In these two groups, a consultation with your state agricultural extension agent, a vet specializing in nutrition, or an equine nutritionist, will help you put together a supplement plan that is most suitable to the mineral profiles in your area’s hay and grain. Top this off with vitamin E (or E plus selenium) and flaxseed to round out the diet.

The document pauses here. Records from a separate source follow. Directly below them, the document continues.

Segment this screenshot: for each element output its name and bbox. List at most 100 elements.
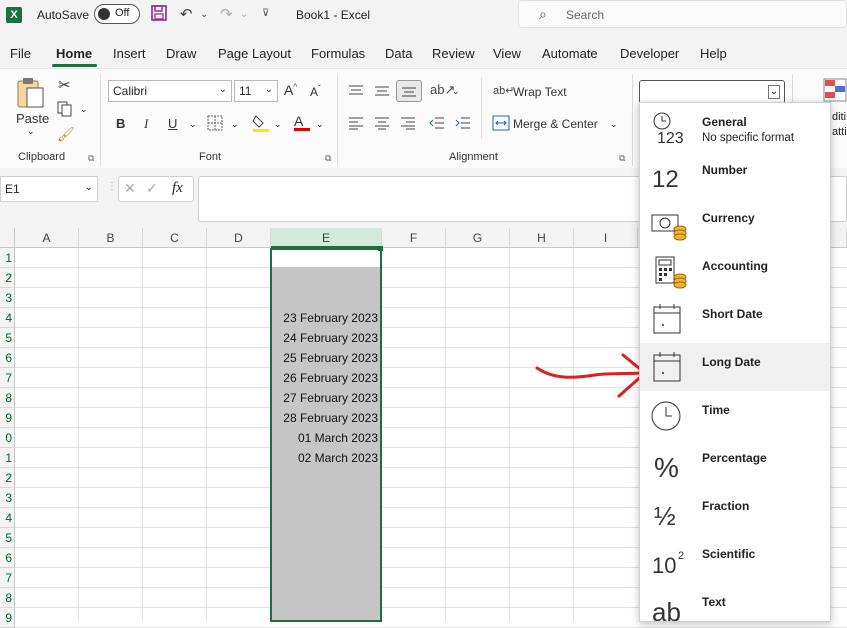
borders-icon[interactable] [207,115,223,134]
name-box[interactable]: E1 ⌄ [0,176,98,202]
cancel-icon[interactable]: ✕ [124,180,136,197]
row-header[interactable]: 6 [0,548,15,568]
copy-icon[interactable] [57,101,73,120]
fill-color-icon[interactable] [252,113,270,136]
undo-dropdown-icon[interactable]: ⌄ [200,9,208,20]
row-header[interactable]: 4 [0,508,15,528]
tab-formulas[interactable]: Formulas [311,46,365,61]
align-left-icon[interactable] [348,116,364,133]
format-option-general[interactable]: 123 General No specific format [640,103,830,151]
save-icon[interactable] [151,5,167,25]
increase-font-size-icon[interactable]: A^ [284,82,297,98]
underline-button[interactable]: U [168,116,177,131]
format-option-long-date[interactable]: Long Date [640,343,830,391]
redo-dropdown-icon[interactable]: ⌄ [240,9,248,20]
insert-function-button[interactable]: fx [172,180,183,197]
row-header[interactable]: 7 [0,568,15,588]
column-header-c[interactable]: C [143,228,207,248]
customize-qat-icon[interactable]: ⊽ [262,8,269,19]
font-launcher-icon[interactable]: ⧉ [325,153,331,164]
underline-dropdown-icon[interactable]: ⌄ [189,119,197,130]
borders-dropdown-icon[interactable]: ⌄ [231,119,239,130]
row-header[interactable]: 0 [0,428,15,448]
font-name-combo[interactable]: Calibri ⌄ [108,80,232,102]
align-center-icon[interactable] [374,116,390,133]
column-header-i[interactable]: I [574,228,638,248]
column-header-a[interactable]: A [15,228,79,248]
cut-icon[interactable]: ✂ [58,76,71,94]
row-header[interactable]: 9 [0,608,15,628]
font-size-combo[interactable]: 11 ⌄ [234,80,278,102]
format-option-text[interactable]: ab Text [640,583,830,621]
fill-color-dropdown-icon[interactable]: ⌄ [274,119,282,130]
format-option-percentage[interactable]: % Percentage [640,439,830,487]
number-format-combo[interactable]: ⌄ [639,80,785,104]
row-header[interactable]: 9 [0,408,15,428]
autosave-toggle[interactable]: Off [94,4,140,24]
row-header[interactable]: 5 [0,328,15,348]
row-header[interactable]: 8 [0,588,15,608]
column-header-g[interactable]: G [446,228,510,248]
decrease-indent-icon[interactable] [429,116,445,133]
row-header[interactable]: 3 [0,488,15,508]
font-color-dropdown-icon[interactable]: ⌄ [316,119,324,130]
column-header-e[interactable]: E [271,228,382,248]
row-header[interactable]: 8 [0,388,15,408]
tab-automate[interactable]: Automate [542,46,598,61]
column-header-f[interactable]: F [382,228,446,248]
tab-review[interactable]: Review [432,46,475,61]
tab-page-layout[interactable]: Page Layout [218,46,291,61]
row-header[interactable]: 1 [0,248,15,268]
format-option-accounting[interactable]: Accounting [640,247,830,295]
middle-align-icon[interactable] [374,84,390,101]
increase-indent-icon[interactable] [455,116,471,133]
format-option-time[interactable]: Time [640,391,830,439]
tab-view[interactable]: View [493,46,521,61]
search-box[interactable]: ⌕ Search [518,0,847,28]
row-header[interactable]: 3 [0,288,15,308]
tab-file[interactable]: File [10,46,31,61]
tab-developer[interactable]: Developer [620,46,679,61]
alignment-launcher-icon[interactable]: ⧉ [619,153,625,164]
tab-data[interactable]: Data [385,46,412,61]
merge-center-button[interactable]: Merge & Center [513,117,598,131]
bottom-align-button[interactable] [396,80,422,102]
merge-dropdown-icon[interactable]: ⌄ [610,119,618,130]
column-header-d[interactable]: D [207,228,271,248]
clipboard-launcher-icon[interactable]: ⧉ [88,153,94,164]
column-header-h[interactable]: H [510,228,574,248]
format-option-scientific[interactable]: 10 2 Scientific [640,535,830,583]
format-painter-icon[interactable]: 🖌 [57,126,75,143]
tab-help[interactable]: Help [700,46,727,61]
tab-draw[interactable]: Draw [166,46,196,61]
redo-icon[interactable]: ↷ [220,5,233,23]
align-right-icon[interactable] [400,116,416,133]
decrease-font-size-icon[interactable]: Aˇ [310,84,321,99]
row-header[interactable]: 2 [0,268,15,288]
top-align-icon[interactable] [348,84,364,101]
font-color-icon[interactable]: A [294,113,310,131]
tab-home[interactable]: Home [56,46,92,61]
orientation-dropdown-icon[interactable]: ⌄ [452,86,460,97]
row-header[interactable]: 1 [0,448,15,468]
bold-button[interactable]: B [116,116,125,131]
row-header[interactable]: 2 [0,468,15,488]
column-header-b[interactable]: B [79,228,143,248]
paste-button[interactable] [14,76,46,113]
enter-check-icon[interactable]: ✓ [146,180,158,197]
select-all-corner[interactable] [0,228,15,248]
row-header[interactable]: 5 [0,528,15,548]
format-option-number[interactable]: 12 Number [640,151,830,199]
paste-dropdown-icon[interactable]: ⌄ [27,126,35,137]
format-option-short-date[interactable]: Short Date [640,295,830,343]
italic-button[interactable]: I [144,116,148,132]
fill-handle[interactable] [378,246,383,251]
copy-dropdown-icon[interactable]: ⌄ [80,104,88,115]
undo-icon[interactable]: ↶ [180,5,193,23]
row-header[interactable]: 7 [0,368,15,388]
tab-insert[interactable]: Insert [113,46,146,61]
wrap-text-button[interactable]: Wrap Text [513,85,567,99]
format-option-currency[interactable]: Currency [640,199,830,247]
conditional-formatting-icon[interactable] [823,78,847,105]
format-option-fraction[interactable]: ½ Fraction [640,487,830,535]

For older horses and horses with digestive problems, aging may be accompanied by a decrease in the efficiency of the intestinal tract to digest and absorb nutrients. Less robust populations of micro-organisms in the bowel can also lead to underproduction of key B vitamins, a problem that is less common in other groups. These horses can benefit from making sure that their diet contains broad spectrum B vitamin supplementation, as well as all the other nutrients discussed, with supplemental high quality protein such as a blend of soy and milk proteins.
Remember, the skin and coat are windows of your horse’s overall nutrition and health. Glowing on the outside also means healthier on the inside.
Ride ‘n’ Shine
While you probably don’t work your horse with skin health in mind, there are positive effects on the skin and coat. Exercise improves the delivery of blood, and therefore oxygen and nutrients, to the skin. In time, the number of blood vessels and density of the capillaries supplying the skin actually increase so that nutrient flow is improved even when the horse isn’t exercising. The muscles and connective tissue of the skin become toned and stronger, resistance to infections increases, and injuries can be healed more quickly. Skin cell turnover increases.
Exercise is also beneficial by stimulating the flow of sweat and sebum. Sebum is the oily material secreted from the hair follicles that helps give the hair its shine and forms a protective layer over the skin, preventing excess moisture loss and drying. The flow of sweat and sebum keeps pores open and makes the skin a less hospitable place for bacteria and fungi to thrive.